Kulturelles Feature

Von der Dummheit

Von Tillmann Bendikowski |
Gegen Dummheit kämpfen selbst Götter vergebens. Das mag daran liegen, dass Dummheit kaum zu fassen ist: Was sie genau ist und welche Folgen sie hat - darüber haben sich kluge Leute den Kopf zerbrochen. Ohne großen Erfolg, weil es nämlich "die Dummheit" nicht gibt.
Sie entsteht vielmehr immer wieder neu, und zwar in dem Moment, in dem jemand einen anderen der Dummheit bezichtigt. Dann wird jeweils erkennbar, worauf der Vorwurf zielt und was er bezweckt. Zumeist geht es um Diffamierung und Ausgrenzung, zuweilen um Enthumanisierung.

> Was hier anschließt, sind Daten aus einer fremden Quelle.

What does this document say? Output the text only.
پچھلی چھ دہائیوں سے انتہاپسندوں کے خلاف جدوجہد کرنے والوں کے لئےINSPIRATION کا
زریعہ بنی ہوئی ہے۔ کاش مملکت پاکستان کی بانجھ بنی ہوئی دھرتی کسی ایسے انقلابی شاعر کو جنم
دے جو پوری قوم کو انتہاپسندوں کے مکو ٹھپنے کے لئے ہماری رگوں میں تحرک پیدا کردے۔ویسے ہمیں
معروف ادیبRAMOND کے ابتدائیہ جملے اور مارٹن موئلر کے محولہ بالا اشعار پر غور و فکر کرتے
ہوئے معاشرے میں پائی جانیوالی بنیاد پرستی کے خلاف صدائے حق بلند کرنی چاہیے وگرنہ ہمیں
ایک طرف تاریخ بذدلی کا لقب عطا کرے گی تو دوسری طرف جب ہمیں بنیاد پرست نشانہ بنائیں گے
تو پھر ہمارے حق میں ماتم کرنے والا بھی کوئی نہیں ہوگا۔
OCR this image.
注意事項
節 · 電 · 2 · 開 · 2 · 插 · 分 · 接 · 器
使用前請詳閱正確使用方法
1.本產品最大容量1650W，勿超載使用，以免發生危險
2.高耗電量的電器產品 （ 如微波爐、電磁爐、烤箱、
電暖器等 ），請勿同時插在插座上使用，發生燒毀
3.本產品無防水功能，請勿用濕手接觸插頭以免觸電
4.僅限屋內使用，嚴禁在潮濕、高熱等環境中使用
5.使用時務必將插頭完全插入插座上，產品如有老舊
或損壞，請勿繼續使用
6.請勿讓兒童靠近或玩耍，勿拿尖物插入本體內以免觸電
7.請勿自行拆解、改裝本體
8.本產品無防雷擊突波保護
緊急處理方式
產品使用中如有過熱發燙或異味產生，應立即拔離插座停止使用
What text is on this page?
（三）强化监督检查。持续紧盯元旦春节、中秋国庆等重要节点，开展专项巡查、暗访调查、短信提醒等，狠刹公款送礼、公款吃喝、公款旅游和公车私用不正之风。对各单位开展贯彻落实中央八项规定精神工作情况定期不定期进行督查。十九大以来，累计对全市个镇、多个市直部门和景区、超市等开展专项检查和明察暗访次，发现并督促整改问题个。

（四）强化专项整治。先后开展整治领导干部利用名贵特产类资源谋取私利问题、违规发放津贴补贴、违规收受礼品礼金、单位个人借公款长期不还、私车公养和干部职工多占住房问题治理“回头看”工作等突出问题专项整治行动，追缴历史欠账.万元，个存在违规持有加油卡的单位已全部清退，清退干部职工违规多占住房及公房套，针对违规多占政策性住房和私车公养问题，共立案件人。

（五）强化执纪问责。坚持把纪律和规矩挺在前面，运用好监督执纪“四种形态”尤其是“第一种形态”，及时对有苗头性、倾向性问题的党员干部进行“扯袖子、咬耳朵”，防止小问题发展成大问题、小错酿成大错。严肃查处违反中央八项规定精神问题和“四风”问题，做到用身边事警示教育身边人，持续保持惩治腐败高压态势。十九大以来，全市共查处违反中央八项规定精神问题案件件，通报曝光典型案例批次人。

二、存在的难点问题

Dummheitsvorwürfe sind keineswegs nur privater Natur: Im 19. und 20. Jahrhundert lassen sich beispielsweise Versuche erkennen, den Dummheitsvorwurf in politischen Auseinandersetzungen zu platzieren, ihn zur gesellschaftlichen Diffamierung der Frau einzusetzen oder als Mittel der Pathologisierung zu nutzen - ein Weg, der über die Eugenik bis in die Euthanasie führte.

Wenngleich die kommunikative Ausgrenzung sehr oft misslingt, kann der Vorwurf doch unter bestimmten Bedingungen nicht nur mit dem sozialen Tod des Verdächtigten enden. Dummheitsvorwürfe bleiben für die Betroffenen eine stete Gefahr. Bis heute.